In early February, The People v. O.J. Simpson: American Crime Story aired on FX, conjuring up plenty of memories about the prolific case. From the infamous white Ford Bronco car chase that was watched by millions, to the verdict which was viewed by even more — 150 million to be exact — the country was divided over the fate of the football player then and, thanks to the FX series, once more now. And though the case ended decades (yes, decades) ago, it’s impossible to not wonder where O.J. Simpson is now.
Acquitted for the 1994 murders of his ex-wife, Nicole Brown Simpson, and her friend Ronald Goldman, the trial sparked a conversation about race and celebrity in the criminal justice system. Though Simpson was let off on criminal charges for their deaths, he was successfully sued by the Goldman and Simpson families in a wrongful death civil suit in 1997.
For a while after the trial, Simpson stayed out of the limelight. However, the Heisman Trophy winner fanned the flames in 2007, when reports emerged that he was penning a book about how he would have killed Nicole if he had actually done it, and he continued to grab headlines thereafter, for less than favorable reasons.
In December 2008, Simpson was convicted of armed robbery and kidnapping for his involvement in the robbery of two sports memorabilia dealers, and was subsequently sentenced to a maximum 33 years in a Nevada prison. “We are thrilled, and it’s a bittersweet moment,” Fred Goldman, Ronald Goldman’s father, told reporters after Simpson's sentencing. “It was satisfying seeing him in shackles like he belongs.”
Simpson's brush with fame has come at a cost. With his health reportedly failing, Simpson began looking into the appeals process, in order to gain his freedom and find care outside of the Nevada prison walls.
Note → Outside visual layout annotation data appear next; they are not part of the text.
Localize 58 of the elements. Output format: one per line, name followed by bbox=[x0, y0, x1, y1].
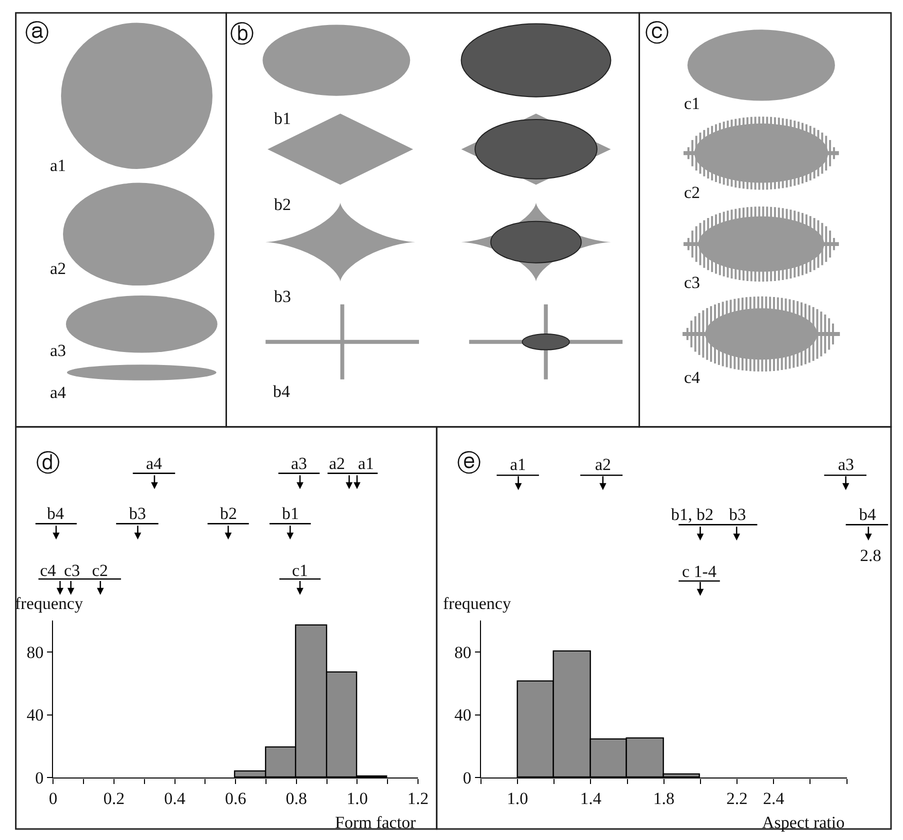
text: a1 bbox=[50, 156, 66, 175]
y-tick-label: 0 bbox=[462, 768, 472, 788]
text: c4 bbox=[684, 368, 701, 387]
text: b2 bbox=[220, 504, 237, 523]
text: c 1-4 bbox=[682, 562, 717, 581]
x-tick-label: 0.8 bbox=[286, 789, 308, 808]
text: a3 bbox=[291, 454, 308, 473]
text: a2 bbox=[595, 455, 612, 474]
x-axis-title: Aspect ratio bbox=[762, 813, 845, 832]
text: b3 bbox=[729, 505, 746, 524]
chart-title: ⓓ bbox=[36, 451, 60, 477]
text: b1 bbox=[274, 109, 291, 128]
y-tick-label: 40 bbox=[454, 706, 472, 725]
text: a3 bbox=[50, 341, 66, 360]
text: b3 bbox=[274, 287, 291, 306]
x-tick-label: 2.4 bbox=[762, 789, 785, 808]
text: b2 bbox=[274, 195, 291, 214]
x-axis-title: Form factor bbox=[335, 813, 416, 832]
x-tick-label: 2.2 bbox=[726, 789, 748, 808]
x-tick-label: 0.6 bbox=[224, 789, 246, 808]
text: a1 bbox=[510, 455, 526, 474]
x-tick-label: 1.0 bbox=[346, 789, 368, 808]
x-tick-label: 1.4 bbox=[580, 789, 602, 808]
y-axis-title: frequency bbox=[443, 594, 512, 613]
text: a4 bbox=[146, 454, 163, 473]
text: ⓒ bbox=[645, 21, 669, 47]
text: ⓐ bbox=[25, 21, 49, 47]
text: c2 bbox=[684, 183, 700, 202]
chart-title: ⓔ bbox=[457, 451, 481, 477]
text: c2 bbox=[92, 561, 108, 580]
y-tick-label: 80 bbox=[454, 642, 472, 662]
text: ⓑ bbox=[230, 22, 254, 48]
y-tick-label: 0 bbox=[35, 768, 44, 788]
x-tick-label: 1.0 bbox=[506, 789, 528, 808]
text: a2 bbox=[329, 454, 346, 473]
x-tick-label: 1.8 bbox=[653, 789, 674, 808]
text: a1 bbox=[358, 454, 374, 473]
x-tick-label: 0.4 bbox=[164, 789, 186, 808]
text: c1 bbox=[684, 94, 700, 113]
text: 2.8 bbox=[860, 546, 882, 565]
text: a4 bbox=[50, 383, 67, 402]
text: a2 bbox=[50, 259, 66, 278]
text: b3 bbox=[129, 504, 146, 523]
text: b1 bbox=[282, 504, 299, 523]
x-tick-label: 0 bbox=[48, 789, 58, 808]
text: c4 bbox=[40, 561, 57, 580]
x-tick-label: 1.2 bbox=[407, 789, 429, 808]
text: b1, b2 bbox=[671, 505, 714, 524]
text: c3 bbox=[684, 273, 700, 292]
text: c1 bbox=[292, 561, 308, 580]
text: b4 bbox=[47, 504, 64, 523]
y-tick-label: 40 bbox=[26, 706, 44, 725]
text: b4 bbox=[859, 505, 876, 524]
text: b4 bbox=[273, 382, 290, 401]
x-tick-label: 0.2 bbox=[103, 789, 125, 808]
text: c3 bbox=[64, 561, 80, 580]
text: a3 bbox=[838, 455, 854, 474]
y-tick-label: 80 bbox=[26, 642, 44, 662]
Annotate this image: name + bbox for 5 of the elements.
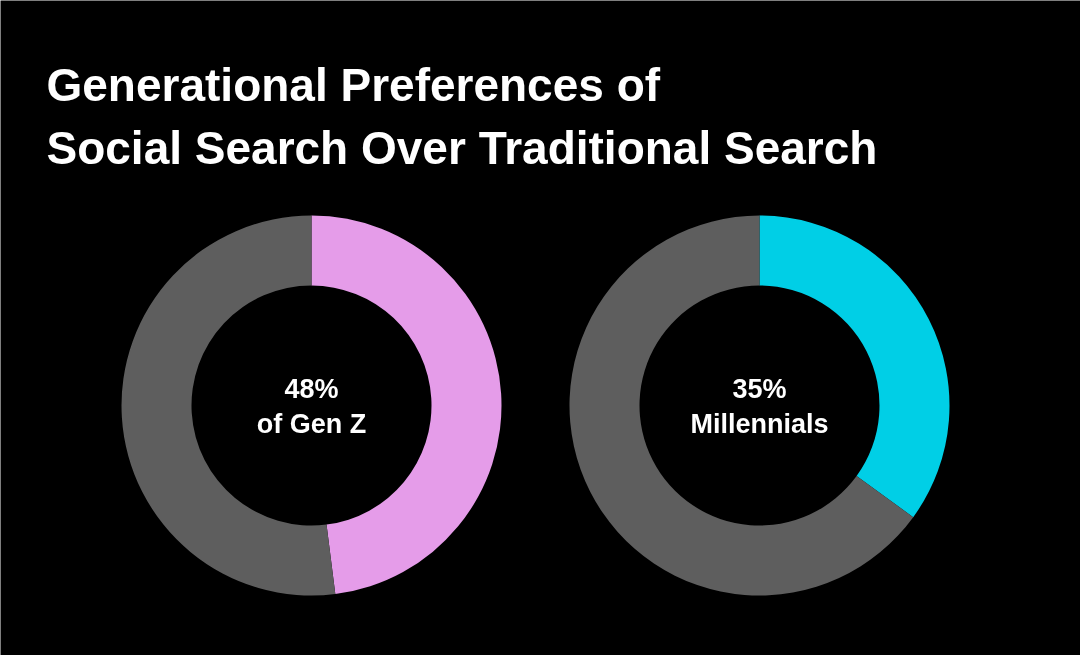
data-label: 35%: [732, 373, 787, 404]
slice-label: of Gen Z: [256, 408, 367, 439]
chart-title: Generational Preferences of Social Search Over Traditional Search: [46, 58, 878, 174]
data-label: 48%: [284, 373, 339, 404]
slice-label: Millennials: [690, 408, 829, 439]
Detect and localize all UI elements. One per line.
"I can only get mediocre health care in here, and it really pisses me off because I have the money to go to any specialist in the world to get knee surgery but they won’t let me leave to get help," Simpson reportedly told a fellow inmate in March last year, according to The Daily Mail. "They don’t give a damn that I am going to end up crippled and can’t walk for the rest of my life."
In September of last year, Simpson's most recent appeal for his 2008 convictions was denied by the Nevada Supreme court. Though he won parole eligibility for some of his charges in 2013, the 68-year-old’s lawyers — for the second time —unsuccessfully argued that he should receive a new trial altogether because his original attorneys botched the case due to conflicts of interest. For now, at least, it seems O.J. Simpson is staying put.